Si bien la historia como familia y pueblo arranca con el mandato de abandonar el hogar (Lej-lejá, Génesis 12:1-17:27), en la primera generación se ponen de manifiesto los conflictos porque sólo uno puede seguir la línea genealógica y cumplir la promesa divina del pacto; los que van quedando por el camino (Ismael, Esau) reciben promesas compensatorias, pero no son La promesa ni implican un pacto. Tan central es la cuestión genealógica, que Vaieshev (Génesis 37:1-40:23) incluye un episodio altamente problemático acerca de concepción, engaños, y derechos que no sólo son centrales a la genealogía bíblica sino que ilustra la importancia de la promesa y la continuidad (nos referimos al episodio de Tamar y Iehuda, Génesis 38). De forma intrincada pero tenaz, la saga bíblica nos lleva de la mano hacia nuestro destino como pueblo.

Está claro que hay un tema con la bendición, con el favoritismo: quién se hará cargo de la continuidad. Sin embargo, con José y sus hermanos esto se desdibuja. Iaacov prefiere a los hijos de Rajel, José y Benjamín, pero todos son sus hijos. Más aun: todos ellos serán fundadores de las tribus de Israel, excepto José, cuyos hijos, Efraím y Menashé, tomarán esa función. La cuestión fraternal se diluye en la cuestión nacional. Pero el simbolismo permanece. Aun hoy nos llamamos unos a otros, como judíos, “hermanos”; la pregunta que cabe es si nos reconocemos. Los hermanos no reconocieron a José pasados los años y vestido como un egipcio; pero su revelación bastó para que lo aceptaran como tal. Otro hijo de Israel, Moshé, precisó de su hermano para ser reconocido y entendido por su pueblo. El hábito no hace al monje, pero cuando no somos parte de una cierta percepción de lo colectivo, nos cuesta reconocernos. Ya sobre la era común, siglos más tarde, ¿acaso los saduceos, fariseos, y esenios, se reconocían entre sí? Por cierto que eran todos “hermanos”, pero las diferencias eran enormes, profundas, y militantes. Está claro que ser hermanos no garantiza ni el amor, ni el reconocimiento, ni la armonía. Del mismo modo en que Iaacov se prepara para el encuentro con Esau, estos atributos deben prepararse, trabajarse, pensarse. Cuando la Biblia comienza con un fratricidio establece claramente que las cuestiones entre hermanos serán un problema central de todo lo que sigue. Aun hoy seguimos, aunque más no sea simbólica o metafóricamente, inscriptos en la saga bíblica.

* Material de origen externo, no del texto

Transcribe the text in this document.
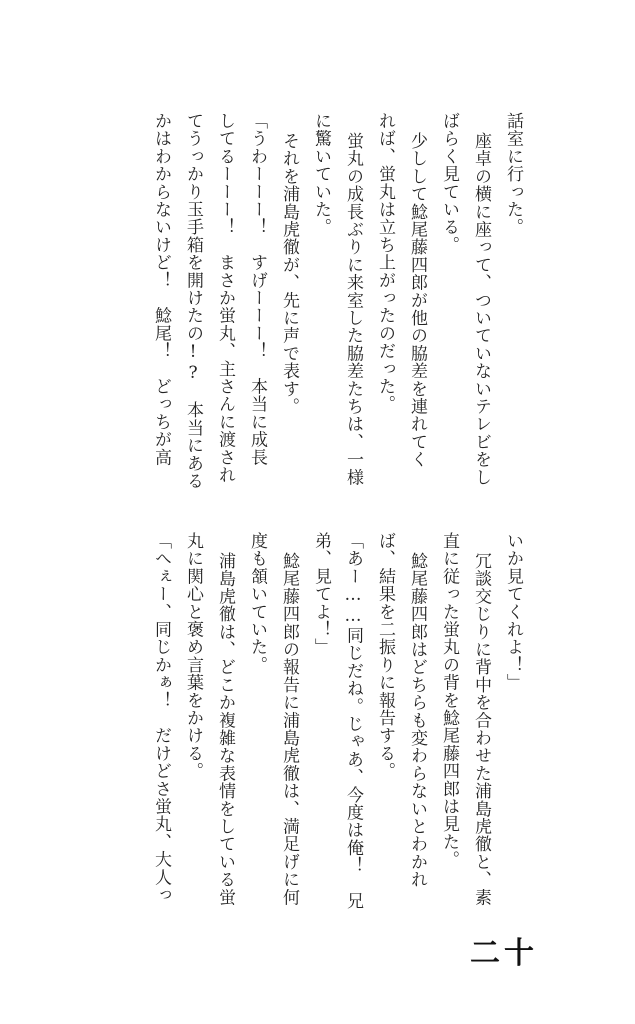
話室に行った。
座卓の横に座って、ついていないテレビをし
ばらく見ている。
少しして鯰尾藤四郎が他の脇差を連れてく
れば、蛍丸は立ち上がったのだった。
蛍丸の成長ぶりに来室した脇差たちは、一様
に驚いていた。
それを浦島虎徹が、先に声で表す。
「うわーーー！　すげーーー！　本当に成長
してるーーー！　まさか蛍丸、主さんに渡され
てうっかり玉手箱を開けたの!?　本当にある
かはわからないけど！　鯰尾！　どっちが高
いか見てくれよ！」
冗談交じりに背中を合わせた浦島虎徹と、素
直に従った蛍丸の背を鯰尾藤四郎は見た。
鯰尾藤四郎はどちらも変わらないとわかれ
ば、結果を二振りに報告する。
「あー……同じだね。じゃあ、今度は俺！　兄
弟、見てよ！」
鯰尾藤四郎の報告に浦島虎徹は、満足げに何
度も頷いていた。
浦島虎徹は、どこか複雑な表情をしている蛍
丸に関心と褒め言葉をかける。
「へぇー、同じかぁ！　だけどさ蛍丸、大人っ
二十
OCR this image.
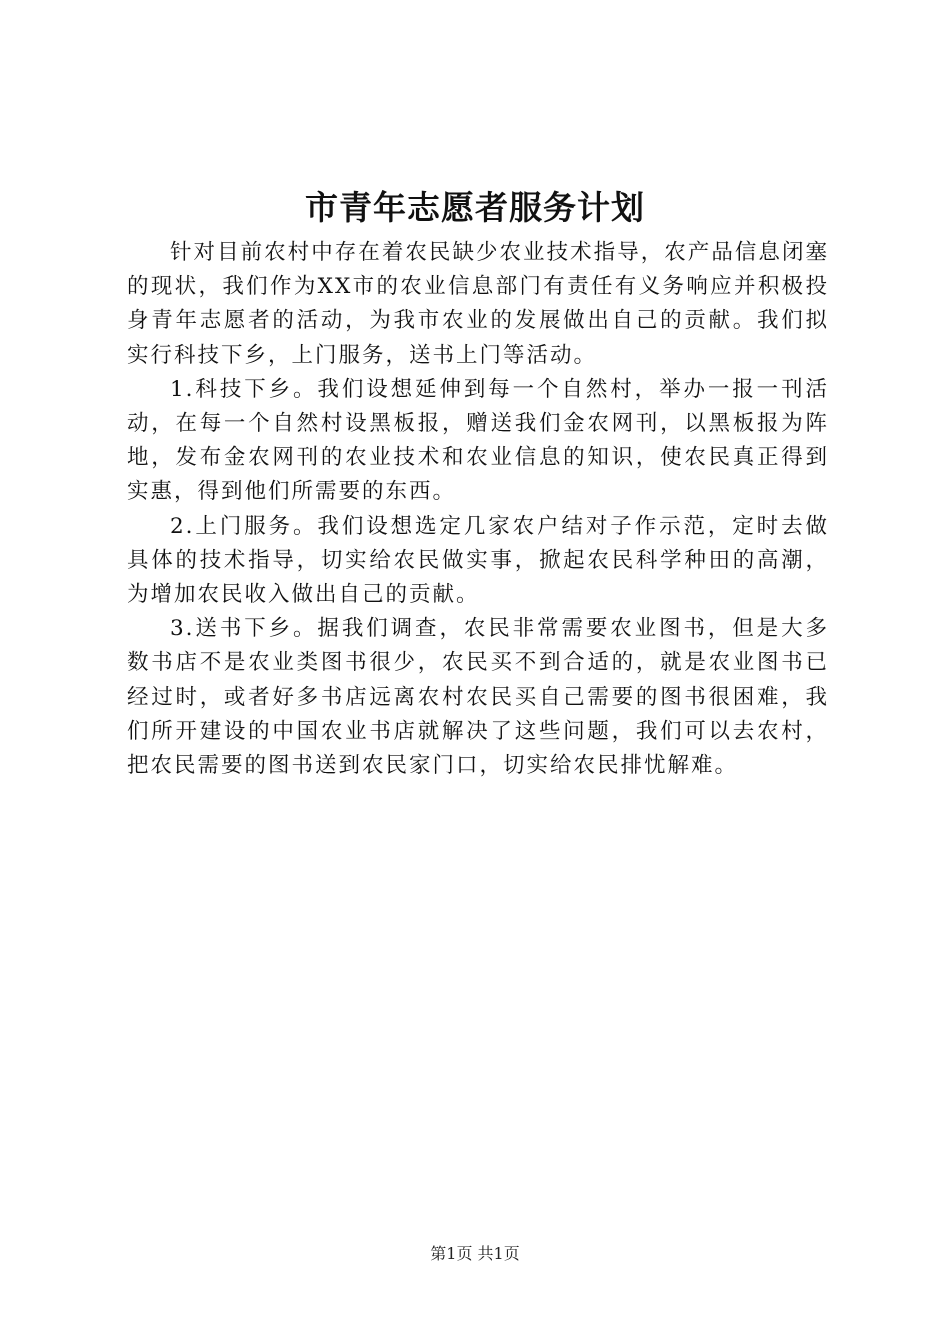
市青年志愿者服务计划

针对目前农村中存在着农民缺少农业技术指导，农产品信息闭塞的现状，我们作为XX市的农业信息部门有责任有义务响应并积极投身青年志愿者的活动，为我市农业的发展做出自己的贡献。我们拟实行科技下乡，上门服务，送书上门等活动。

1.科技下乡。我们设想延伸到每一个自然村，举办一报一刊活动，在每一个自然村设黑板报，赠送我们金农网刊，以黑板报为阵地，发布金农网刊的农业技术和农业信息的知识，使农民真正得到实惠，得到他们所需要的东西。

2.上门服务。我们设想选定几家农户结对子作示范，定时去做具体的技术指导，切实给农民做实事，掀起农民科学种田的高潮，为增加农民收入做出自己的贡献。

3.送书下乡。据我们调查，农民非常需要农业图书，但是大多数书店不是农业类图书很少，农民买不到合适的，就是农业图书已经过时，或者好多书店远离农村农民买自己需要的图书很困难，我们所开建设的中国农业书店就解决了这些问题，我们可以去农村，把农民需要的图书送到农民家门口，切实给农民排忧解难。

第1页 共1页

Está muy bien recordar que somos hermanos. “Recordar” no significa necesariamente acción: por algo una vez el texto dice “recuerda el shabat” (Éxodo 20:8) y otra dice “guarda el shabat” (Deut. 5:12-15); hay un proceso desde una actitud atenta pero pasiva a otra atenta y activa. Tal vez la propuesta sea no sólo pensarnos como hermanos, como familia, sino encontrar los espacios donde podamos encontrarnos, como lo hicieron Iaacov y Esau, José y sus hermanos. Siempre habrá un elemento de lucha interior (Iaacov peleó con un “hombre”), siempre quedaremos un poco rengos, como Iaacov, un poco fuera de nuestro equilibrio personal. Siempre pagaremos un precio personal, dejaremos algo en el camino. Pero tal vez el reencuentro valga la pena.